According to Sri Lanka Navy Spokesperson Captain Indika De Silva, four whales and one dolphin died during the operation but the rescuers were managed to return the other wales amounting to 115 back to the sea without any harm. Captain also noted that a group of 30 each from the Navy, volunteers from the Coast Guard and a Rapid Response Team from the Kalutara Naval Detachment participated in the operation apart from the support extended by villagers.

image : bbc.com

It should be noted that the rescuers, had to work overnight with sweat and toil to return the whales without harm and for that, they should be awarded. When talking about the rescue operation, it can be said that the Navy and Coast Guard personnel must have done it as a part of their profession; however, the support of villagers who voluntarily joined hands with other rescuers in the endeavour was immense and invaluable. This is a classic example of Sri Lanka partnership and unity.   

Reasons explained

As it was said earlier, the reason for beaching these animals has not been specifically explained. There could be theories for this. However, according to Dr Terney Pradeep Kumara, Marine Biologist in Sri Lanka, this occurrence could be a way of responding to the Earth’s magnetic field.

Apart from this, the whales are known as highly social animals and if one or more of them gets stranded, other whales would also come near the stranded one and this is owing to navigational problems. There is also speculation that these whales move away towards shallow waters due to the higher frequency sounds released from submarines and other vessels.

Having said that, there’s a high likelihood for the reason to be a man-made one as nobody speaks about ocean noise pollution. It is evident that people use high-frequency sonar to detect gas and oil deposits, which has posed a massive threat to ocean species including whales. When studying the population of short-finned pilot whales in Sri Lanka, the marine experts are of the opinion that there is no population statistics available as yet.

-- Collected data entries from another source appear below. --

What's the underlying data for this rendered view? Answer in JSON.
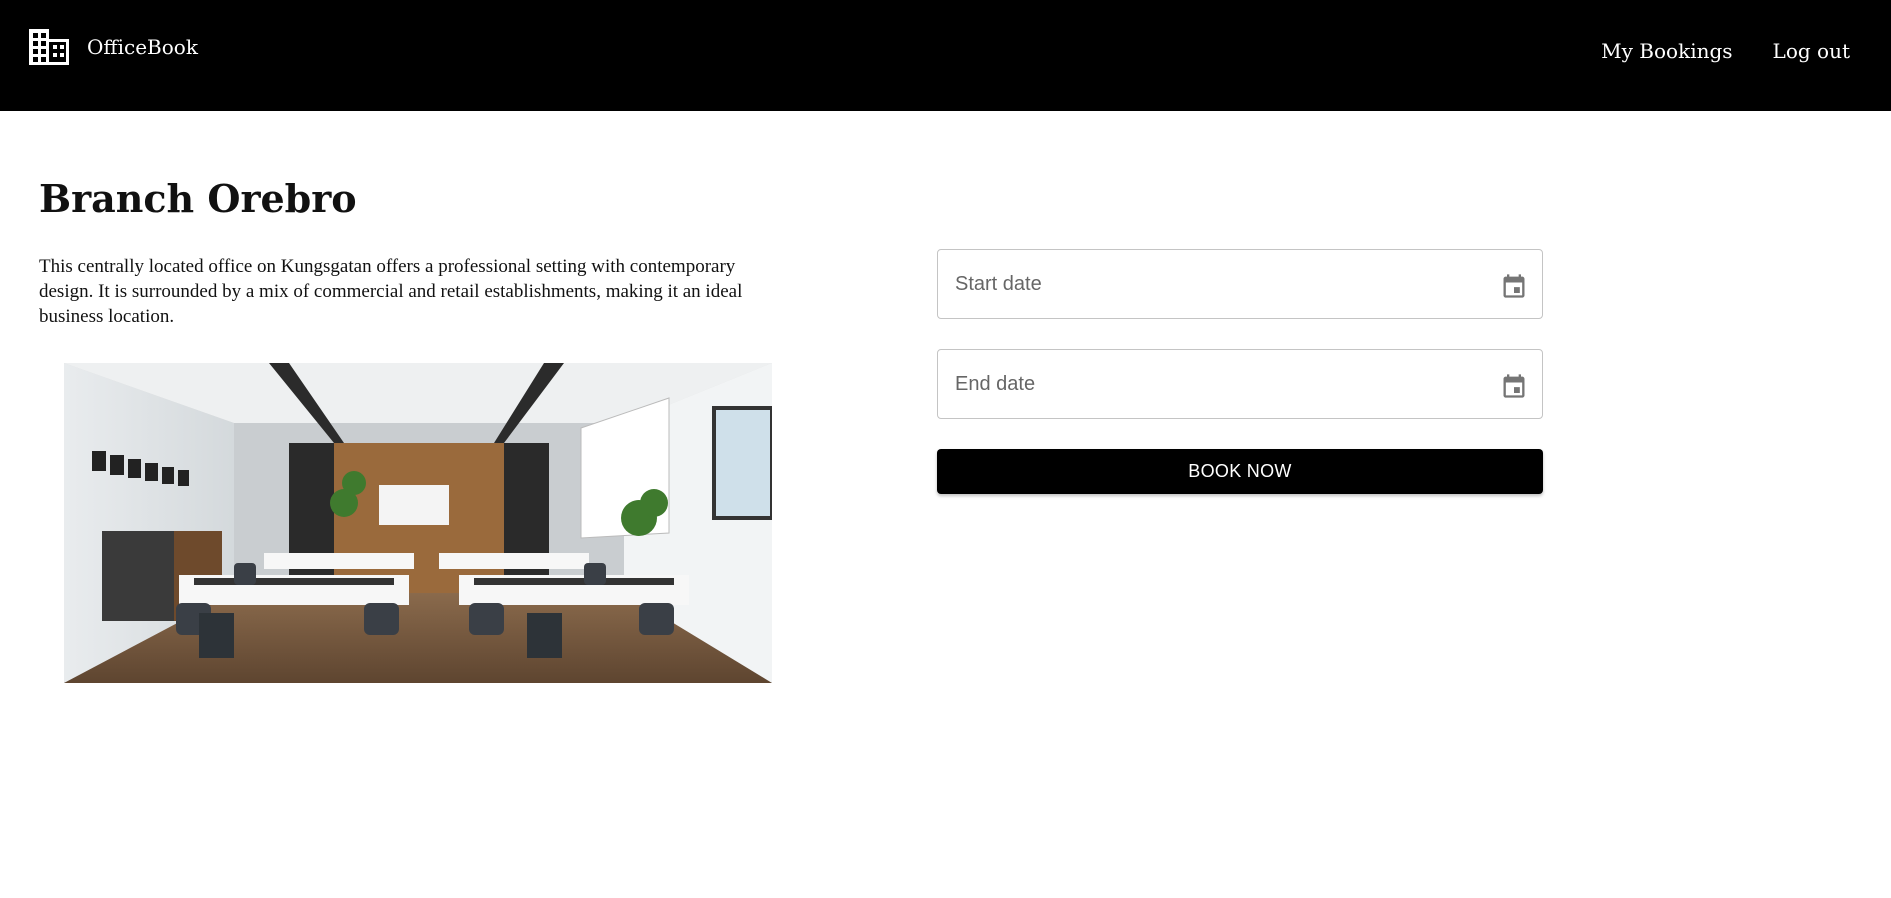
{
  "navbar": {
    "brand_icon": "office-building-icon",
    "brand_name": "OfficeBook",
    "links": [
      {
        "label": "My Bookings"
      },
      {
        "label": "Log out"
      }
    ]
  },
  "branch": {
    "title": "Branch Orebro",
    "description": "This centrally located office on Kungsgatan offers a professional setting with contemporary design. It is surrounded by a mix of commercial and retail establishments, making it an ideal business location.",
    "image_subject": "open-plan office interior with desks, chairs and wooden floor"
  },
  "booking_form": {
    "start_date": {
      "placeholder": "Start date",
      "value": "",
      "icon": "calendar-icon"
    },
    "end_date": {
      "placeholder": "End date",
      "value": "",
      "icon": "calendar-icon"
    },
    "submit_label": "BOOK NOW"
  },
  "colors": {
    "navbar_bg": "#000000",
    "navbar_text": "#ffffff",
    "button_bg": "#000000",
    "button_text": "#ffffff",
    "field_border": "#c4c4c4",
    "icon_gray": "#757575"
  }
}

Same Occasions Reported in Sri Lanka

Meanwhile, it was reported that there were two other occasions, where Sri Lanka experienced a similar phenomenon in 2011 and 2017 at the Trincomalee harbour and off the north-eastern coast respectively. However, the two incidents were not in the spotlight as the whales that washed ashore were very limited in number.  

This phenomenon is also visible in other parts of the world; as for instance, a total of hundred whales died on the coast of Tasmania in Australia in last September as a result of mass beaching of whales.